Hey, it's Thursday, and it's trashy gross comedy reviews day!

‘Along Came Polly’
Tell me if you’ve heard this one before: Boy meets girl. Boy and girl are totally different. Girl is free spirit. Boy is uptight geek. Will boy and girl fall in love?
“Along Came Polly,” last winter’s surprise box office hit, stars Ben Stiller and Jennifer Aniston doing that age-old tale. It’s the kind of movie that raises a few chuckles without ever quite being truly memorable.
Stiller is Reuben Feffer, a “risk analyst” for an insurance company who is cuckolded by his wife on their honeymoon. Dejected, he meets an old high school friend, Polly (Aniston), who he begins dating. But Polly’s a swingin’ girl full of zest for life, while Reuben’s the kind of guy who calculates the risks and advantages of everything he does. Do they have a shot together?
While funny in spurts, “Polly,” written and directed by John Hamburg, has an amateurish quality. It lurches randomly from romantic comedy to gross-out humor. The gross bits have nothing to do with the rest of the movie, and they’re often just childishly lame.
Part of the problem is that we’re given no reason Polly would fall for a spaz like Reuben. No effort is made to make her more than a quirky stereotype. Aniston tries, but you can’t make gold out of a script written of lead. As for Stiller, he really needs to stop playing the same tightly wound control freak. Is there any real difference between Reuben or his “Meet The Parents” and “There’s Something About Mary” characters?
Frankly, it’s the supporting actors that make “Polly” more fun than it is — you’ve got Alec Baldwin as a gravel-voiced boss, Hank Azaria as a funny unintelligible Frenchman, and particularly, Philip Seymour Hoffman as a slob actor pal of Stiller’s.
Stiller and Aniston are talented, but this movie is just lowest common denominator time-waster. Underneath all the poop jokes, “Polly” is a kind of sweet comedy about a broken man finding new love. It’s a shame they didn’t try to play it without gross humor to drive the teens in, because it could’ve been a much better movie.
**1/2 of ****

Rude, energetic and unapologetically immature, “Eurotrip” is the kind of goofy teen comedy that sometimes is just what you’re in the mood for.

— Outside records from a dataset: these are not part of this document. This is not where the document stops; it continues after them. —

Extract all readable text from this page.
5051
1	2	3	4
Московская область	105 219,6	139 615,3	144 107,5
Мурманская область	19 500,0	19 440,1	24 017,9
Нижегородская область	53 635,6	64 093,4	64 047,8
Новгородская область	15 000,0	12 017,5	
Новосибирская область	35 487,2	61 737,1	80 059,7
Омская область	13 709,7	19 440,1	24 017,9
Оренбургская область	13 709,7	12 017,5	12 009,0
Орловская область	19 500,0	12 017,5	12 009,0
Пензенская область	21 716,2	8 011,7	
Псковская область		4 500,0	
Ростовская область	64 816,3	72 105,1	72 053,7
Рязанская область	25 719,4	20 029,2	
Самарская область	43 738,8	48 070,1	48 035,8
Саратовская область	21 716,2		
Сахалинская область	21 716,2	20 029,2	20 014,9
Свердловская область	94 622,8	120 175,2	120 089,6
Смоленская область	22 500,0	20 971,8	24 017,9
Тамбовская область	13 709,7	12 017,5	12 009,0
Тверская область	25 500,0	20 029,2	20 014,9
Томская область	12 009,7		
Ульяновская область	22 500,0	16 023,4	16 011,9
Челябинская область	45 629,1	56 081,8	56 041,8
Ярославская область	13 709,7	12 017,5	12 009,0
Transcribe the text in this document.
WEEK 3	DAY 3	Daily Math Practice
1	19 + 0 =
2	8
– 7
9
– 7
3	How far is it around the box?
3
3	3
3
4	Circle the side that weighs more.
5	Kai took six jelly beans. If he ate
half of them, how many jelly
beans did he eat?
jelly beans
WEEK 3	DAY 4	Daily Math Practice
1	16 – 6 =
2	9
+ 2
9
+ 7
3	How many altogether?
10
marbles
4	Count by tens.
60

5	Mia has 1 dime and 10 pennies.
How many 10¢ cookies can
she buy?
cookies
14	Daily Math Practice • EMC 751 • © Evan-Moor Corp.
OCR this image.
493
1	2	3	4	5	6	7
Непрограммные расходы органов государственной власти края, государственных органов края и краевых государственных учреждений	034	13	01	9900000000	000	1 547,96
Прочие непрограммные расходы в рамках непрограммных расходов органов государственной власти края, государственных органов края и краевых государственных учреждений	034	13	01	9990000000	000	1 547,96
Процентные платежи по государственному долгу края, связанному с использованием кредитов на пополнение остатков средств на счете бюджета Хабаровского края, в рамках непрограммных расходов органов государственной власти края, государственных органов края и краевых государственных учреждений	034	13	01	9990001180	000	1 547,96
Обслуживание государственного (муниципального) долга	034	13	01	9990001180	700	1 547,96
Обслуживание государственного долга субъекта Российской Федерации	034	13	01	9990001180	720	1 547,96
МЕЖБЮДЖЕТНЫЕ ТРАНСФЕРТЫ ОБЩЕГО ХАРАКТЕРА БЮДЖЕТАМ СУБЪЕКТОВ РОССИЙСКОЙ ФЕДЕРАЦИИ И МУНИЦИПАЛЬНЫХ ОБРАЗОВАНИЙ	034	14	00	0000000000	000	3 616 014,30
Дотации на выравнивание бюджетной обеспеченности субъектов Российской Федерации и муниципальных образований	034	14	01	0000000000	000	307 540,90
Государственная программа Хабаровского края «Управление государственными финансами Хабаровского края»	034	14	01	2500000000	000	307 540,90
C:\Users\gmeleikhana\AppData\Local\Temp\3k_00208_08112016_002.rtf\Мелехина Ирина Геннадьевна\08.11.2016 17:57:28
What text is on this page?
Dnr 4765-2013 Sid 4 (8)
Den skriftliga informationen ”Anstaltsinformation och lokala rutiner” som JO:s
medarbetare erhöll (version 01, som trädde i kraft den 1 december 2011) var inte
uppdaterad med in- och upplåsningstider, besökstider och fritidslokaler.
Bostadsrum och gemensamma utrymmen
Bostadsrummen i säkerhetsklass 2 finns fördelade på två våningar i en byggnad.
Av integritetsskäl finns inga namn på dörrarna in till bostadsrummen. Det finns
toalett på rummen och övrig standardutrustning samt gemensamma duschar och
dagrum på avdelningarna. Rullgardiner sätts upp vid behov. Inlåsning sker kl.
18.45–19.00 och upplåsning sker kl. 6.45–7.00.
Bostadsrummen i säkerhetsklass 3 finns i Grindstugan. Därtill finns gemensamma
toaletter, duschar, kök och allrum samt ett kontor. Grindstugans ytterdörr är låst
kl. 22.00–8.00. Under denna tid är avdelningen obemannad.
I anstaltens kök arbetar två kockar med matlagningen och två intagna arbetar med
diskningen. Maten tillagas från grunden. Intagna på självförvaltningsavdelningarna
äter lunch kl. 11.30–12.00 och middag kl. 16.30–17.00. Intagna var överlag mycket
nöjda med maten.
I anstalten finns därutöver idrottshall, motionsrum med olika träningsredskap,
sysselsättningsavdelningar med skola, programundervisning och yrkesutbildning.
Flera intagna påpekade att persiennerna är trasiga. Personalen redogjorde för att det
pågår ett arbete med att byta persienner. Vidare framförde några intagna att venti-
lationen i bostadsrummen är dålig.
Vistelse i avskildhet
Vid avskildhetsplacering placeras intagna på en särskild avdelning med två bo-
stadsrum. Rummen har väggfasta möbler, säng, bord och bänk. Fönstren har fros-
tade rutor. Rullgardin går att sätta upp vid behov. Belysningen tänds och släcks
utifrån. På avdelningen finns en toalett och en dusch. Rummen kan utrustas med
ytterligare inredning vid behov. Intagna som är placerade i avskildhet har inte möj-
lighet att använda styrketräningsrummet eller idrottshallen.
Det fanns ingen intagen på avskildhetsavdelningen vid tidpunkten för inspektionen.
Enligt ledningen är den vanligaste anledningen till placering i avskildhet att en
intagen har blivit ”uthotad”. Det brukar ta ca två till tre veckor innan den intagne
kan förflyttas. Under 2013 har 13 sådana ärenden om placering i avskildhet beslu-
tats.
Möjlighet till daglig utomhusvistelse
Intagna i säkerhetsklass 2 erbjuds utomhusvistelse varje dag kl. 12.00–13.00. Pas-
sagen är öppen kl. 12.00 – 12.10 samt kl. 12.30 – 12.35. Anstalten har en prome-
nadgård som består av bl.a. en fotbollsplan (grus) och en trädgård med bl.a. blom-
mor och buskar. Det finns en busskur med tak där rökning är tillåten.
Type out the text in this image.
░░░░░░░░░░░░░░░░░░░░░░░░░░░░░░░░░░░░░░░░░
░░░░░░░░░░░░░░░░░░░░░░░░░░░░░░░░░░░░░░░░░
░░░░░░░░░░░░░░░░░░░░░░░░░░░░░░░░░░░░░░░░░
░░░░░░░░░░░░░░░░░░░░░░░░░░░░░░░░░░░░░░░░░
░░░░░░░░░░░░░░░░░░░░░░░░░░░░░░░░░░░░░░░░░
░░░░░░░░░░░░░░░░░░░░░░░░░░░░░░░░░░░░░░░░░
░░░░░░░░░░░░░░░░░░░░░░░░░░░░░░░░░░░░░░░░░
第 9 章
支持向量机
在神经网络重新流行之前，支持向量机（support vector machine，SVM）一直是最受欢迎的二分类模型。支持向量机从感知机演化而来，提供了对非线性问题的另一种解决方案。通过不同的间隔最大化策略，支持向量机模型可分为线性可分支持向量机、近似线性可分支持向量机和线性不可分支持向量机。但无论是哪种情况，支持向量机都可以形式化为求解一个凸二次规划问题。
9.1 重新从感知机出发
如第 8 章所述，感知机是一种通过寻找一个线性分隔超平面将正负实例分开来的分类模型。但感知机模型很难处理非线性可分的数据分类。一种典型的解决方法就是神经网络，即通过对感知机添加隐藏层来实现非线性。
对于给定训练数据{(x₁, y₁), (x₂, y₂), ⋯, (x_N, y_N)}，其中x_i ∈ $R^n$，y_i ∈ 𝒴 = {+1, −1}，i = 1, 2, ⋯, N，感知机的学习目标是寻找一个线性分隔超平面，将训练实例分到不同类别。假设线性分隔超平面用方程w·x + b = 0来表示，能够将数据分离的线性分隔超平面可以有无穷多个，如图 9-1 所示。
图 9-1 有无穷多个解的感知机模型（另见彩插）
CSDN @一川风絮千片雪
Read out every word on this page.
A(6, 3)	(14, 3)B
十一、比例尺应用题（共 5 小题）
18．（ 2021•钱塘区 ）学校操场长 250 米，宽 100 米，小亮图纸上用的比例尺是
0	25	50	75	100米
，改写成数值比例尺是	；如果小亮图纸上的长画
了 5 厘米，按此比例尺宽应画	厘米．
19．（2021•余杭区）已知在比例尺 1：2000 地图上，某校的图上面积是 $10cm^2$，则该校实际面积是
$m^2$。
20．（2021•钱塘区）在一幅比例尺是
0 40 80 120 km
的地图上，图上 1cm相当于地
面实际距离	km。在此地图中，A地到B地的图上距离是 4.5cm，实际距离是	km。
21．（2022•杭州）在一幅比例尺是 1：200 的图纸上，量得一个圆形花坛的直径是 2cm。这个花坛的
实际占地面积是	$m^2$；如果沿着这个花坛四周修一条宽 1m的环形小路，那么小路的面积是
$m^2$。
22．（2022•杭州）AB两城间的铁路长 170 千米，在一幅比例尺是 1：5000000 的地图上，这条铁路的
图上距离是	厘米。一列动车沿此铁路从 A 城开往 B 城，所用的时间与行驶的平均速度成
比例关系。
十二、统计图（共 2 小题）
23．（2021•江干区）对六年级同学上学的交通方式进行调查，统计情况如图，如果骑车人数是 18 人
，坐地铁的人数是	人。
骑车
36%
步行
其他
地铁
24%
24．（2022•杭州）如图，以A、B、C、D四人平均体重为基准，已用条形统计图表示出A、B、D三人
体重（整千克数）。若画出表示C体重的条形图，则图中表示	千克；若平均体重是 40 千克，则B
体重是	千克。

After high school senior Scotty (Scott Mechlowitz) is dumped by his girlfriend, he decides to head to Germany to meet his foreign female pen-pal. With his buddy Cooper (Jacob Pitt), and twins Jenny and Jamie (Travis Wester and Michelle Trachtenberg), the group encounter hi-jinks galore as they head from England to Germany, offending everyone in-between.
As teen sex comedies go, “Eurotrip” is fresh and not too vicious. Like the first “American Pie,” it helps to have good characters if you’re going to make a ditzy teen movie.
The teen actors are a pretty likable bunch, rather than a group of snotty anarchists. Mechlowitz comes off a bit like a young Tom Cruise, while Pitts is seriously channeling David Spade. They’re no young Brandos, but the cast makes the movie’s 90 minutes zip by.
Like “American Pie,” it’s a movie full of outrageous moments. A scene in a debauched Amsterdam sex shop is a funny squirm-inducing highlight.
We see French mimes, nude beaches, European trains and even the Pope all come in for healthy ridicule. “Eurotrip” makes fun of the wacky foreigners, but it’s pretty equal-opportunity bashing. The clueless Americans also come in for their share of the jokes.
It has no socially redeeming value, but not all movies need to, do they? If you’re feeling naughty, “Eurotrip” is a zippy little journey.